Students from the UBC Political Science Students Association (PSSA) are taking a stand in order to create a department wide sexual harassment and gender sensitivity policy.
Sydney Snape is the VP academic of the PSSA and a fourth year political science and history major at UBC. Her leadership role with the PSSA has played a large role in getting the policy off the ground.
She and her fellow student colleagues have been drafting the proposal for the past few months. Now, the PSSA is ready for the proposal to be reviewed by the UBC’s Equity Committee and UBC’s political science head of department, Allan Tupper.
The proposal comes at a time where concerns about sexual assault and rape culture at the university have come under the spotlight.
In 2013, the University investigated reports of a rape chants being sang during the Sauder School of Business’ FROSH event.
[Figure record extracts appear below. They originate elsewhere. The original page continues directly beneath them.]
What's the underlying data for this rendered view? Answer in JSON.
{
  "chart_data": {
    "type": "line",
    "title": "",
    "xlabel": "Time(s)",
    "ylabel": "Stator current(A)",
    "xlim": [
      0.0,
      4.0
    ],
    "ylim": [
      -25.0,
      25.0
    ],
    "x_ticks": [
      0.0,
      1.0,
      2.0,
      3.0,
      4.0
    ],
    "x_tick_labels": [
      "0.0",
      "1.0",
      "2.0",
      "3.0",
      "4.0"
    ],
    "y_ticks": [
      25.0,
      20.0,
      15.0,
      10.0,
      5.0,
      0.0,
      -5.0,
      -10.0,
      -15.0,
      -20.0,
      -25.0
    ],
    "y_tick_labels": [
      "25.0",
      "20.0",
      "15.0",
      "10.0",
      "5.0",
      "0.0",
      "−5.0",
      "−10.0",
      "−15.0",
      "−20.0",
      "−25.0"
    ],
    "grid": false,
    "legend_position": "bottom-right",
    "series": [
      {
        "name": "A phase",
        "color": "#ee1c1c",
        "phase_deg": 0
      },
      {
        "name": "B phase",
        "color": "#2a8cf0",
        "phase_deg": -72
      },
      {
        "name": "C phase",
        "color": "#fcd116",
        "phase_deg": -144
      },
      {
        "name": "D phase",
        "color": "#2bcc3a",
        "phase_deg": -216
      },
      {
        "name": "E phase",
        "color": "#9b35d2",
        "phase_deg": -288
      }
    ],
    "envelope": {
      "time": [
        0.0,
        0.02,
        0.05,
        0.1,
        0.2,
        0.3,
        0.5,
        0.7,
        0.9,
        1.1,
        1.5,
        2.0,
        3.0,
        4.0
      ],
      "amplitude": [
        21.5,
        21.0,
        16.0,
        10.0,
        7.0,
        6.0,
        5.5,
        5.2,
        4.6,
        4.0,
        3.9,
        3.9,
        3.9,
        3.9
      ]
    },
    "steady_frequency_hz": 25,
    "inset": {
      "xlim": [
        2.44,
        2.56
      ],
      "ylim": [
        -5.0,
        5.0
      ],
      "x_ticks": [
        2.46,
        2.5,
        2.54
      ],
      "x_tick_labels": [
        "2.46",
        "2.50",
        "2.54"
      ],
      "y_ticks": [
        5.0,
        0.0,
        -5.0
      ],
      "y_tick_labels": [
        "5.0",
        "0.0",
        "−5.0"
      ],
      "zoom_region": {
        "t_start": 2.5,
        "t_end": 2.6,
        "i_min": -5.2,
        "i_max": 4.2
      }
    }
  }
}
Students partaking in the chant were reciting lines about non-consensual sex with underage girls.
There were also strings of sexual assaults on campus that occurred over the span of several months between April 19, 2013 and October 19, 2013. Reports of these attacks became publicized and suddenly the topic of sexual assault became a pressing issue on campus. Media outlets zoomed their attention to UBC and how the school was responding to the attacks.
While these assaults were brought to the public front, the majority of sexual assaults do not. Canadian universities do not publish sexual assault statistics, but data collected in Canada has shown that out of every 100 incidences of sexual assault, only six are reported to police.
A special investigation by the CBC revealed that UBC’s sexual assault reporting is completely out of sync with statistics. Data collected shows that the number of sexual assault reports received by UBC between 2009 and 2013 is less than 25 per cent of the reports received by the RCMP detachment on campus during the same span of time.
The large difference in reporting received by the university and by the RCMP raises questions as to how the school is creating a safe and trusting space for students to come forward about their experiences with sexual assault.
UBC has taken some safety measures to ensure better security on campus. So far $750,000 has been invested in lighting and landscaping enhancements in order to ensure well lit and visible walk ways, and $250,000 will be used towards education programs, exploration of CCTV options and the development of communicate tools such as a smartphone safety app. Nevertheless, security measures don’t send a strong enough message that sexual assault is not tolerated on campus.
The university does not have a current sexual assault or gender sensitivity policy. In fact, out of Canada’s 78 universities, only nine have sexual assault policies in place.
However, there are several groups (such as the UBC Sexual Assault Support Center, Equity Services and Access and Diversity) that have been hard at work over the last several years to get a school wide policy implemented.
The decision by the PSSA to create a sexual assault and gender sensitivity policy for the political science department highlights how students are taking action to make sure that UBC begins to create a safe space for students and staff.
Snape told Vancity Buzz that the policy has three main objectives. The first is to promote more accessibility for students and staff to access resources about sexual assault online and in professors’ offices. Ensuring that workshops are consent and sexual assault are available for students and professors is also something the PSSA would like to be included in the policy. Lastly, the PSSA is pushing for a change on political science course syllabi so that they will include guidelines about making the classroom a safe and inclusive environment.
The PSSA also hopes to get other services such as the Sexual Assault Support Center and Access and Diversity involved with the policy implementation as well.
Snape explains that the policy is opening up discussion the importance of how to make campus a safe, and comfortable place while also promoting the idea of consent culture.
After UBC was under the media spotlight following the series of sexual assaults on campus, the topic of sexual violence became a big point of discussion at UBC.
“Everyone was talking about it but no one was really doing anything about it,” Snape said. “ With this policy, we want to continue the discussion but also create preventative accountability when it comes to sexual harassment and gender sensitivity in and out of the classroom.”
So far the proposal has received very positive feedback from students and professors within the political science department. The PSSA is hoping that if everything goes well, the policy be passed and implemented by the beginning of the next school year in September.